Die USA haben mit dem völkerrechtswidrigen Angriff auf den Irak 2003 an die Vergangenheit kolonialer Kriege angeknüpft. Russland hat 2014 ebenso völkerrechtswidrig die Krim besetzt und ist 2022 in die Ukraine einmarschiert. China begleitet seinen ökonomischen Aufstieg mit Aufrüstung und militärischem Dominanzgebaren gegenüber Taiwan und im gesamten südpazifischen Raum.

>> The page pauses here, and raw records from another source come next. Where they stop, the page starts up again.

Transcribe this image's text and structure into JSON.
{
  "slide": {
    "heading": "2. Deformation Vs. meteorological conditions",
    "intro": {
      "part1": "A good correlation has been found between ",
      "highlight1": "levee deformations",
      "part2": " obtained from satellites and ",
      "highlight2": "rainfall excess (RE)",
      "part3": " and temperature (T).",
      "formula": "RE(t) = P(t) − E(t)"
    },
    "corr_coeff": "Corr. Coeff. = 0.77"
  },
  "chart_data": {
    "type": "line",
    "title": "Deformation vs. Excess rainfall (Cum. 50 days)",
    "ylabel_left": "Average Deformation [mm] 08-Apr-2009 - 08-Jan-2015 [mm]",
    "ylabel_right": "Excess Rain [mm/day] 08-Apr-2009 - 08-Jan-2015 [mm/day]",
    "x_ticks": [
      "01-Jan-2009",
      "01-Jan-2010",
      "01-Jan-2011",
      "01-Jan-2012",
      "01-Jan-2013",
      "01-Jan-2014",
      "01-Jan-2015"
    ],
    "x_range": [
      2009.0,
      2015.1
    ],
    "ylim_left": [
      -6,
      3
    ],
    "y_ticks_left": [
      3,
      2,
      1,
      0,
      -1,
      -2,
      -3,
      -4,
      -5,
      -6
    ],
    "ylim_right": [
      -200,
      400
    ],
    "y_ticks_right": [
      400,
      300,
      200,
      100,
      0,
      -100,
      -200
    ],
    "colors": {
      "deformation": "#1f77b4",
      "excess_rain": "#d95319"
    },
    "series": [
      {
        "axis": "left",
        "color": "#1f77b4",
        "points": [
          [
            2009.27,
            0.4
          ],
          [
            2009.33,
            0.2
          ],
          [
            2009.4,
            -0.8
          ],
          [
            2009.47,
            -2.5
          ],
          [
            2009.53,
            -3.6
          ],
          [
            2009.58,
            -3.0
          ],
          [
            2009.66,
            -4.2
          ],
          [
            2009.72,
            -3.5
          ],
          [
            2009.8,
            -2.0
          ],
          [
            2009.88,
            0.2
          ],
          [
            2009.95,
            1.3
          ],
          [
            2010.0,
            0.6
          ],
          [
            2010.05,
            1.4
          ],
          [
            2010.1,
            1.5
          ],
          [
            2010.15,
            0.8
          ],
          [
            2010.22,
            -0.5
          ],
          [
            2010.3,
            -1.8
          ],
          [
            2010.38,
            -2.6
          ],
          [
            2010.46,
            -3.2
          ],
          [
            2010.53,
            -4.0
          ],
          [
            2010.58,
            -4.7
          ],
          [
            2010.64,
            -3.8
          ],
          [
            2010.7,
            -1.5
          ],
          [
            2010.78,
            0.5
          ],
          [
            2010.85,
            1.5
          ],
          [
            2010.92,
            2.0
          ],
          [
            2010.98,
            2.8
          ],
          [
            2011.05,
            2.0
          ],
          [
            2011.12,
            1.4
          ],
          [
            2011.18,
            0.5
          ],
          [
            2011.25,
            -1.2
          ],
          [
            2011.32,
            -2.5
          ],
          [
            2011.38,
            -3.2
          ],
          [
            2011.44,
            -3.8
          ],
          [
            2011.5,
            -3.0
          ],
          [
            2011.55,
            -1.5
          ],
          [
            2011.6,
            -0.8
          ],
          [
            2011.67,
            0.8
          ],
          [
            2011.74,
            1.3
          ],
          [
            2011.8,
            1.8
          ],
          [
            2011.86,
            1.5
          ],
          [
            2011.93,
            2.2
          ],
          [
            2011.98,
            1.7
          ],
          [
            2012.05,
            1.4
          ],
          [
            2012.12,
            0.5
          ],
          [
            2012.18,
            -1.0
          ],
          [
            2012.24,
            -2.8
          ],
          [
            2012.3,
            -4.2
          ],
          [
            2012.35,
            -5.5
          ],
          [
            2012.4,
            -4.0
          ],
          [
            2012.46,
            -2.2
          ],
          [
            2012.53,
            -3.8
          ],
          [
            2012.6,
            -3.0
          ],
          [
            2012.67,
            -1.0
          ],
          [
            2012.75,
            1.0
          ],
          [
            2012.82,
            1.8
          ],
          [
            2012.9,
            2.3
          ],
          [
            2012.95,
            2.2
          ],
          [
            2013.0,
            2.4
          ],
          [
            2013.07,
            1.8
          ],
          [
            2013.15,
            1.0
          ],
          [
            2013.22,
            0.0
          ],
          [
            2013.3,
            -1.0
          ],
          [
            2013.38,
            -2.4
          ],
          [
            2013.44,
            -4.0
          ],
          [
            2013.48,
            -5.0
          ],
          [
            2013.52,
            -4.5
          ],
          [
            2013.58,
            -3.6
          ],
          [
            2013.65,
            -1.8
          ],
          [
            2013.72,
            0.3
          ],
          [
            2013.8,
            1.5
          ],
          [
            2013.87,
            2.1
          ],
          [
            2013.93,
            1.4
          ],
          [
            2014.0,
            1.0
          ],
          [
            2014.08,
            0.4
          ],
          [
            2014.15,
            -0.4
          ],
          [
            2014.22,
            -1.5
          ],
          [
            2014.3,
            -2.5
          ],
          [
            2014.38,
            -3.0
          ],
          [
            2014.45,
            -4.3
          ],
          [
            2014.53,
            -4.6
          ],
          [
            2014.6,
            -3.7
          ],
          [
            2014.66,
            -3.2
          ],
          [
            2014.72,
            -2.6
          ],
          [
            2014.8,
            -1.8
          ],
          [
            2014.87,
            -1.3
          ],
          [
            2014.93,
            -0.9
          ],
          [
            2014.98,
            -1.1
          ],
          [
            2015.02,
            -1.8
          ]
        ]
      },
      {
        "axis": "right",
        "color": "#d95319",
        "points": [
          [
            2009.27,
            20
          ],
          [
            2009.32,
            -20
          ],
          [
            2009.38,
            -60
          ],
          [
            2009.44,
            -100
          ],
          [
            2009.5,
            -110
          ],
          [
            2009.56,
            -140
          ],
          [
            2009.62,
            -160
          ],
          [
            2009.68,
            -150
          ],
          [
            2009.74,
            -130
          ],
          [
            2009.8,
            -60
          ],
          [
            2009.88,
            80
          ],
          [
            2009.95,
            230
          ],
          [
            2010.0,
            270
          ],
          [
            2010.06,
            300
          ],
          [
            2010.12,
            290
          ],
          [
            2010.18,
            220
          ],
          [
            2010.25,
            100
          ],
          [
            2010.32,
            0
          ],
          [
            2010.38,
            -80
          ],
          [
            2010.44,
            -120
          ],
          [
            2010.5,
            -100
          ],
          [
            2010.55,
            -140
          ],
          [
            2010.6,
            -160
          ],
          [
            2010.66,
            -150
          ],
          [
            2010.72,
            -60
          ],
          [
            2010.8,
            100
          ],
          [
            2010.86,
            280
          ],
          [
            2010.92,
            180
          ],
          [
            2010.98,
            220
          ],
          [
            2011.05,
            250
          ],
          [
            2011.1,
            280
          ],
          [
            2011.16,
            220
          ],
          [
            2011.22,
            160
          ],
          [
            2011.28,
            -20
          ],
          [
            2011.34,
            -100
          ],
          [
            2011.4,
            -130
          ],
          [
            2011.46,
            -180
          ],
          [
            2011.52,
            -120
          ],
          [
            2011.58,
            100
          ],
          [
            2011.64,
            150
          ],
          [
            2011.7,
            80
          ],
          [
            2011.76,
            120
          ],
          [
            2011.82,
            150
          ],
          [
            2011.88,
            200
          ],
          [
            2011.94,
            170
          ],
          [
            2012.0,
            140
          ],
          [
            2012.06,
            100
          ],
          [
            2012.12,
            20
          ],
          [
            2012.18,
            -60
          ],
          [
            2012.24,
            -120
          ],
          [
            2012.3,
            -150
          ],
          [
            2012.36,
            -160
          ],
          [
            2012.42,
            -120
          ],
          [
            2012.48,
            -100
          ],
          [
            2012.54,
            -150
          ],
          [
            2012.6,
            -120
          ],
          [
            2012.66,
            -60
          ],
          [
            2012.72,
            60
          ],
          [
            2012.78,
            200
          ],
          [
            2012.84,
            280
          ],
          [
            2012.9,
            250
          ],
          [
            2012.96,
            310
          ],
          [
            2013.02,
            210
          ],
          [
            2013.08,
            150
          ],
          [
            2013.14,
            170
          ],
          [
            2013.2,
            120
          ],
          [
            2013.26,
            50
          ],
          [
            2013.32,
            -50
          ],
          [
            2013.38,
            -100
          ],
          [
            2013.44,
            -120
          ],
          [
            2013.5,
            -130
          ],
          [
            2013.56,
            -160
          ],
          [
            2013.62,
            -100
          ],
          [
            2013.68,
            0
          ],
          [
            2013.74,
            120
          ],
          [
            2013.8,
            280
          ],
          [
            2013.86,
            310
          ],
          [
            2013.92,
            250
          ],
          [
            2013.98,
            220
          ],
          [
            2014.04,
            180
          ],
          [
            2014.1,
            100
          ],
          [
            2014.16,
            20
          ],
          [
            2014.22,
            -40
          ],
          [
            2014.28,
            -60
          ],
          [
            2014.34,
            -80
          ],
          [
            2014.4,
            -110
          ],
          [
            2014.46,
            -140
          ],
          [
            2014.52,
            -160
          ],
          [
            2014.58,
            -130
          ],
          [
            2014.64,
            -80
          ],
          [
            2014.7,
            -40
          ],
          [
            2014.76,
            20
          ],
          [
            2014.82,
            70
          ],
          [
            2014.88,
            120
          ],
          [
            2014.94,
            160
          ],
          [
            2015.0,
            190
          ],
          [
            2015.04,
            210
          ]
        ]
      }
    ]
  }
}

Im Nahen Osten dauern die israelischen Angriffe im Gazastreifen in der Folge des von der Hamas im Oktober 2023 verübten Massakers weiterhin an, der Krieg hat sich nun mit unabsehbaren Folgen für die Region ausgeweitet. Weitere militärische Auseinandersetzungen wie im Sudan, in Syrien, im Jemen, im Kongo, in Myanmar und anderen Staaten und Regionen bleiben in Europa weitgehend unbemerkt. Laut einer heuer veröffentlichten Stellungnahme des Internationalen Komitees vom Roten Kreuz gibt es derzeit 120 solcher Konflikte, vor 25 Jahren waren es nur 20.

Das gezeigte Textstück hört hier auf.